The following paragraphs offers a detailed explanation for the meaning of A.M.E.
The “A” stands for African, and suggests that the A.M.E. Church was organized by people of African descent and heritage. However, it does not mean that the A.M.E. Church is only for black people. In fact, Richard Allen’s slave master was the first white person to become a member of the A.M.E. Church.
In 1787, Richard Allen, the founder of the A.M.E. Church, led the separation of black people from the white Methodist church they had been attending, when they were asked to remove themselves from the sanctuary during the invocation. This small group consisted of those who became founding members of the A.M.E. Church.
The “M” stands for Methodist. Richard Allen, the founder and first active bishop, felt that no denomination would suit the capacity of his people as well as did Methodism. He was impressed with its emphasis upon the plain and simple gospel, which the unlearned could readily understand. He felt that Methodism had what black people needed in terms of instruction and encouragement toward upward progress, and toward proper worship of God.

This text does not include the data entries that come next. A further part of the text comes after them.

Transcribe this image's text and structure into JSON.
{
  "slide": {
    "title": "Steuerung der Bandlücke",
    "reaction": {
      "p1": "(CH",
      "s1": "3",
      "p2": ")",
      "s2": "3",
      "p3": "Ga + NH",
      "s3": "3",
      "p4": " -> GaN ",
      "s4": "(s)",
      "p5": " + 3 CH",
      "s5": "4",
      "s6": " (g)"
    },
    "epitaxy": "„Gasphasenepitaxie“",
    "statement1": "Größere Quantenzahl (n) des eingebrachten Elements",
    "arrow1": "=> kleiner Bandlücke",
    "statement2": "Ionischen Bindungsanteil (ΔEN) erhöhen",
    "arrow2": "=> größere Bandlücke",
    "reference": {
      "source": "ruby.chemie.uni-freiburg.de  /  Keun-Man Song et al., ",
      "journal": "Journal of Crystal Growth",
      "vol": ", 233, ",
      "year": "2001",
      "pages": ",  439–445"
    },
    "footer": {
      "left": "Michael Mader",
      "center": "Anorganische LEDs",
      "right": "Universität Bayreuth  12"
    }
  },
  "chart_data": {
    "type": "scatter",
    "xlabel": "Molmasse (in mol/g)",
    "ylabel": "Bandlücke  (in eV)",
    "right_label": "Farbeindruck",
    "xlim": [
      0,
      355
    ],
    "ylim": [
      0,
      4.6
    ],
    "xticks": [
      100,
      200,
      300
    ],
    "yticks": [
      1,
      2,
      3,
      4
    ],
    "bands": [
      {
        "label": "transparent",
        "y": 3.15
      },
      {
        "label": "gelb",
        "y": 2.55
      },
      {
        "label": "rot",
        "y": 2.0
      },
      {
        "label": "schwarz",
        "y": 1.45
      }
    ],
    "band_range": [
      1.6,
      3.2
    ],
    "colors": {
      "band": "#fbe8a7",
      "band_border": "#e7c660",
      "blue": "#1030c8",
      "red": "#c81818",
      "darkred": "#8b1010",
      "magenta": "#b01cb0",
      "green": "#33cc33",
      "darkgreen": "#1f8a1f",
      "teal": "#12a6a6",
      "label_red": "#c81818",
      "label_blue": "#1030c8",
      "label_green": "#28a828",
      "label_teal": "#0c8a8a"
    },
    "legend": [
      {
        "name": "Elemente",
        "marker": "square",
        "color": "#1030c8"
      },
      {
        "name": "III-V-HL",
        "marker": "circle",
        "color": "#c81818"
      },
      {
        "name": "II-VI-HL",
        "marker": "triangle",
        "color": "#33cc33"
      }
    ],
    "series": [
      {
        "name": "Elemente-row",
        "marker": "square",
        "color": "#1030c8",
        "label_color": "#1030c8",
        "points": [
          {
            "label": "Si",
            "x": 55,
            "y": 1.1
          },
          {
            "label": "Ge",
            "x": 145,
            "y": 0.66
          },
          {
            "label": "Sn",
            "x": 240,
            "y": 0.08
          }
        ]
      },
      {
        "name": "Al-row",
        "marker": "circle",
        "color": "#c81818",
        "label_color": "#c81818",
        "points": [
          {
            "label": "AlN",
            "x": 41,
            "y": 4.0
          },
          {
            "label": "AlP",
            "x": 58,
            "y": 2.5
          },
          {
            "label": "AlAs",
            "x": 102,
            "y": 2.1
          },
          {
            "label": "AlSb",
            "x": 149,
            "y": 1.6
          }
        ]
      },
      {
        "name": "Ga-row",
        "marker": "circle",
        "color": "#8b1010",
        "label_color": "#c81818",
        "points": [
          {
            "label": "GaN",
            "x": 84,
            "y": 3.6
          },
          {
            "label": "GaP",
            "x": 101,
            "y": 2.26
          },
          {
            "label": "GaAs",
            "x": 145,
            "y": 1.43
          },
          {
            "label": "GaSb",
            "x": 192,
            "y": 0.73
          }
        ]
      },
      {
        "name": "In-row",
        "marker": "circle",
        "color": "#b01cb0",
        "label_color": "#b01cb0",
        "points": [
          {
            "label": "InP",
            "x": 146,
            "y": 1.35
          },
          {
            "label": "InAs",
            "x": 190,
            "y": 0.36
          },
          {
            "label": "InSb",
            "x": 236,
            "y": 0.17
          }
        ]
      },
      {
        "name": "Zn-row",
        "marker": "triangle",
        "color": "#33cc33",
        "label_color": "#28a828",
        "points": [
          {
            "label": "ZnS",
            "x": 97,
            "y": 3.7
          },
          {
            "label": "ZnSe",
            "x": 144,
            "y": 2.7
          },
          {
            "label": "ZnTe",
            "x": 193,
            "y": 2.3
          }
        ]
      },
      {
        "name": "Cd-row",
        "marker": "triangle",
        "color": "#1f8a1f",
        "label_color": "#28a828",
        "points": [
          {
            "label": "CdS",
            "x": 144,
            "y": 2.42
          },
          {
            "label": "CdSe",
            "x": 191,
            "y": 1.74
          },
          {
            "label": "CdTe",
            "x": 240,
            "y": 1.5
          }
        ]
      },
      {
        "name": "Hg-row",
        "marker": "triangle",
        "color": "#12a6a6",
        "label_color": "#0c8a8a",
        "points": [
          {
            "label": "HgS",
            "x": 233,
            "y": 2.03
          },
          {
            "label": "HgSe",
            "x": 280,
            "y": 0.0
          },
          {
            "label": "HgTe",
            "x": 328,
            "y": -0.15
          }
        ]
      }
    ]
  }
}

The “E” stands for Episcopal, and refers to the form of government under which A.M.E. Churches operate. In the Episcopal form of government, the chief executive and administrative officers are the bishops. Their authority is given to them by the General Conference. Their responsibilities are to oversee the spiritual and temporal affairs of the A.M.E. Church. They preside over annual conferences, make pastoral appointments, ordain deacons and elders, organize missions, and generally promote the interest of the denomination.
The A.M.E. Church is a community of people who believe in the triune God. Our motto is: “God our Father, Christ our Redeemer, Man our Brother.”